WASHINGTON – Although almost nine out of 10 US adults (88 percent) cook hamburgers or poultry (chicken or turkey) burgers, only 19 percent of those who do use an instant-read thermometer to determine the burgers are safely cooked and ready to eat, according to a new poll commissioned by the American Meat Institute and conducted by Harris Interactive.

What’s more, approximately 73 percent of adults who cook hamburgers or poultry burgers incorrectly rely on sight to determine doneness and 57 percent incorrectly rely on cooking time.

The survey relays only 13 percent of adults aged 18-34 who cook hamburgers or poultry burgers, many of whom may prepare food for small children at home, use an instant-read thermometer to determine doneness when cooking hamburgers or poultry burgers, which concerns AMI. Seventy-eight percent of this age group rely on sight, which is not an accurate indicator of doneness to determine if the burger is cooked properly, the association added.

Only one in five US adults knows a hamburger should be cooked to 160°F to ensure it is safe to consume, while 41 percent mistakenly believe that hamburgers should be cooked to a temperature less than 160°F, according to the poll.

Forty-seven percent of US adults believe poultry burgers should be cooked to a temperature less than 165°F. Only 13 percent know that a poultry burger should be cooked to 165° to ensure it is safe to consume.

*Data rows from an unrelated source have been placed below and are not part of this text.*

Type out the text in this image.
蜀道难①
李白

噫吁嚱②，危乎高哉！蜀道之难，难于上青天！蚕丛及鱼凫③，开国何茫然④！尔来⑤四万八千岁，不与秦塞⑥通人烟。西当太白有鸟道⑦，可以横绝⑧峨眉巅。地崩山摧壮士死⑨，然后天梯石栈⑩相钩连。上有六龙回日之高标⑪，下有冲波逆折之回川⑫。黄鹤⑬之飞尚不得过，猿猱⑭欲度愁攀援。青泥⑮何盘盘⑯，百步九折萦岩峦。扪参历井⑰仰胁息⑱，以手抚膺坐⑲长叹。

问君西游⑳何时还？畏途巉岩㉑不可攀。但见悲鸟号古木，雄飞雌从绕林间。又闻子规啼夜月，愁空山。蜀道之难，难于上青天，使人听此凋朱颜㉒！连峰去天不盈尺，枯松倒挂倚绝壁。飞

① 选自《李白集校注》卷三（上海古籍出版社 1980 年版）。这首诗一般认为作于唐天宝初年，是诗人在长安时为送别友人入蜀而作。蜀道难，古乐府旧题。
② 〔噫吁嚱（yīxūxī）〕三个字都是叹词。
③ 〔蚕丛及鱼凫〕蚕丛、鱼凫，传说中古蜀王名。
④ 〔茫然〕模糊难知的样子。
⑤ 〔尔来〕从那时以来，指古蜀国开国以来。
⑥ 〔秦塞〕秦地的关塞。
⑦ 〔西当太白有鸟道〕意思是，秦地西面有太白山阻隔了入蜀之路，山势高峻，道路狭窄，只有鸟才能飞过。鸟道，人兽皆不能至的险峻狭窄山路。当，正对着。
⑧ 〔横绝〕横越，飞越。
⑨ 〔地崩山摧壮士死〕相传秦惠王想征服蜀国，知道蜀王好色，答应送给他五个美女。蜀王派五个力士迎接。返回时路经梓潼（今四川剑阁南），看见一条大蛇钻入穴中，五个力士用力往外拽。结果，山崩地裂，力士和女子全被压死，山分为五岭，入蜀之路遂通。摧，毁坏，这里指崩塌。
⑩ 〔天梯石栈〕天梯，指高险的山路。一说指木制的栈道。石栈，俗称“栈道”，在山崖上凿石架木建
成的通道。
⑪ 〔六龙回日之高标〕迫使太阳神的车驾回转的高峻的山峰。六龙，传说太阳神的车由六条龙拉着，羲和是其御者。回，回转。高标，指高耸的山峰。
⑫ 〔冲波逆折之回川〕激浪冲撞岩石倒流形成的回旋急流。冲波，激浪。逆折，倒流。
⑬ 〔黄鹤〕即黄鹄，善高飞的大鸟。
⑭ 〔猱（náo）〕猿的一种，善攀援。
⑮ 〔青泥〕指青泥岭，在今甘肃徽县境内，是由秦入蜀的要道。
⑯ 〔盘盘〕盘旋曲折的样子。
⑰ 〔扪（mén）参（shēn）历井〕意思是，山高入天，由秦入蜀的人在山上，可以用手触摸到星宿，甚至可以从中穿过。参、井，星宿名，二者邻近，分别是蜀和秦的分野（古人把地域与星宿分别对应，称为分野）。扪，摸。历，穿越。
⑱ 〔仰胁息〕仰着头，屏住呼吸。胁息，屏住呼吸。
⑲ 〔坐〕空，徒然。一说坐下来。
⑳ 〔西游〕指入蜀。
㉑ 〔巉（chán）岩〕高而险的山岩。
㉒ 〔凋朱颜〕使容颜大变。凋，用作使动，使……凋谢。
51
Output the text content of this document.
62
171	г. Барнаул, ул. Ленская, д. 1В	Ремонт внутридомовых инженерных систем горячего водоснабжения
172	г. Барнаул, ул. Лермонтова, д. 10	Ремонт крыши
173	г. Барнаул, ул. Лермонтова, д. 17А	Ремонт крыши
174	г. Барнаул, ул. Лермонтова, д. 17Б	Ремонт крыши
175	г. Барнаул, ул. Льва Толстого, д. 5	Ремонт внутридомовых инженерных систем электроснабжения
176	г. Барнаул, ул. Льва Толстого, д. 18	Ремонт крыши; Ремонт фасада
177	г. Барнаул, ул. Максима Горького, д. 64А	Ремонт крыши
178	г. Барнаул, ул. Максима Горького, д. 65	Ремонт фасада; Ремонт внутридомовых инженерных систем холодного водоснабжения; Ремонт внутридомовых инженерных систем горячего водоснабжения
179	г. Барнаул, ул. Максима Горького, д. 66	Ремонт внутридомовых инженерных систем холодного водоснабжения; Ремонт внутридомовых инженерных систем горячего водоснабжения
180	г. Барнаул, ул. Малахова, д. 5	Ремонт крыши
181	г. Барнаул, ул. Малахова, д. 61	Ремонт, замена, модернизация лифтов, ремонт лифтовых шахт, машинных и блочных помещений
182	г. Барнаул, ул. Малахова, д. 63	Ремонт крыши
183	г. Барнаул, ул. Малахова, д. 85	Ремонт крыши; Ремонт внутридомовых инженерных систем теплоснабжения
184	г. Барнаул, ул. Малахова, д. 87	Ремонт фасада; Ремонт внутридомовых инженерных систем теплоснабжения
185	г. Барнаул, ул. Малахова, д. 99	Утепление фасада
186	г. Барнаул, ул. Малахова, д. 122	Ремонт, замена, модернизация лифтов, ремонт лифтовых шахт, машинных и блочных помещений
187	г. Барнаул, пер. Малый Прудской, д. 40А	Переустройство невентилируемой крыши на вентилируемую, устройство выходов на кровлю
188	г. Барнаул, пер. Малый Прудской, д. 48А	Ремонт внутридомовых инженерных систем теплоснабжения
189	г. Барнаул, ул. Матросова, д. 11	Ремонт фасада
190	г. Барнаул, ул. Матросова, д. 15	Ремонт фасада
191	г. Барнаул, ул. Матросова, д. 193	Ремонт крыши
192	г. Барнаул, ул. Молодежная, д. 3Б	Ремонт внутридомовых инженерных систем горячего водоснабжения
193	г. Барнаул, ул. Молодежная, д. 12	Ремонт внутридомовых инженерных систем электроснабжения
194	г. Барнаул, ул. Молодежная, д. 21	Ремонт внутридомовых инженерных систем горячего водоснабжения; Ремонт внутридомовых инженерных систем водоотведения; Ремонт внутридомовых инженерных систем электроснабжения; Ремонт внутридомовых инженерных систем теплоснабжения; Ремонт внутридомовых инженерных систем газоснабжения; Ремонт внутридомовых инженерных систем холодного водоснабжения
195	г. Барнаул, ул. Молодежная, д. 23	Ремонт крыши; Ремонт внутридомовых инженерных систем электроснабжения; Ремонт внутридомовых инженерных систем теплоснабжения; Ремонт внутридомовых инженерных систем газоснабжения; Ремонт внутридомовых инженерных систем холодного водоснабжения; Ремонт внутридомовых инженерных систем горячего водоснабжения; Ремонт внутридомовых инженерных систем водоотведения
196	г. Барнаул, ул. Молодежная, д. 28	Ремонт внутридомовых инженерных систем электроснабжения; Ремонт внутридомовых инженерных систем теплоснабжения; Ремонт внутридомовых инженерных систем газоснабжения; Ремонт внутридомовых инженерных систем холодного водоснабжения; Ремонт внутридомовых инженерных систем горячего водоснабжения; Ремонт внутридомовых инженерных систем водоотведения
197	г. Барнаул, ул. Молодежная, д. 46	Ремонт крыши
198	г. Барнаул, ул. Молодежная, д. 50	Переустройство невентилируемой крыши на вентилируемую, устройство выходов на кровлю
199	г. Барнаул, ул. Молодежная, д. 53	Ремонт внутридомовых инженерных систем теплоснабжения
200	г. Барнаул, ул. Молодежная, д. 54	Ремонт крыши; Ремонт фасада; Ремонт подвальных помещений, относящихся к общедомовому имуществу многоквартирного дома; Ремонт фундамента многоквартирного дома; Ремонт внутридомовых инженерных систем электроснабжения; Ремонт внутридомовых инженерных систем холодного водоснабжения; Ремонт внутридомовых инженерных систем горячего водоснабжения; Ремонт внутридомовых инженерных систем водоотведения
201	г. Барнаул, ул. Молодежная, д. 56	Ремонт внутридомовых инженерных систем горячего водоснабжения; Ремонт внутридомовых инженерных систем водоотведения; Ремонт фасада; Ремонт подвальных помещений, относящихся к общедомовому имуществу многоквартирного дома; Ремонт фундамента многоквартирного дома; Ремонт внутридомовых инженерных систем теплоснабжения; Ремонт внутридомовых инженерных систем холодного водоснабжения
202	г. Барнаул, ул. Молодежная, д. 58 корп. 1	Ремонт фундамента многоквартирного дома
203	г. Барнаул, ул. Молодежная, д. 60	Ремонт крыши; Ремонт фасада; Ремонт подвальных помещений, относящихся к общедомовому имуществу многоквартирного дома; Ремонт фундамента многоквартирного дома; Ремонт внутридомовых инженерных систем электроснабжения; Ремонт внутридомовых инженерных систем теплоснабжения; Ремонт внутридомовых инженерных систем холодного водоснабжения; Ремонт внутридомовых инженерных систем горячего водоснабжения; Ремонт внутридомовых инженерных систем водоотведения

“Meat and poultry companies use many food-safety strategies to make our products as safe as we can, and it is our responsibility to empower our customers with the information that they need to ensure that the products are safe when served,” said Janet Riley, AMI senior vice president of public affairs. “Our poll reveals a significant knowledge gap still exists about proper cooking temperatures and thermometer use. US meat and poultry products are among the safest in the world, but like all raw agricultural products, they can contain bacteria and that is why it is important to take time to remind consumers about safe handling and cooking practices.”

Riley urged consumers to follow the four basic food safety steps that are included on safe-handling labels on meat and poultry products: clean, separate, cook and chill. Consumers should make sure surfaces and hands are clean when preparing food, separate raw products from cooked products, cook the product to the proper temperature and keep the product properly chilled, she added.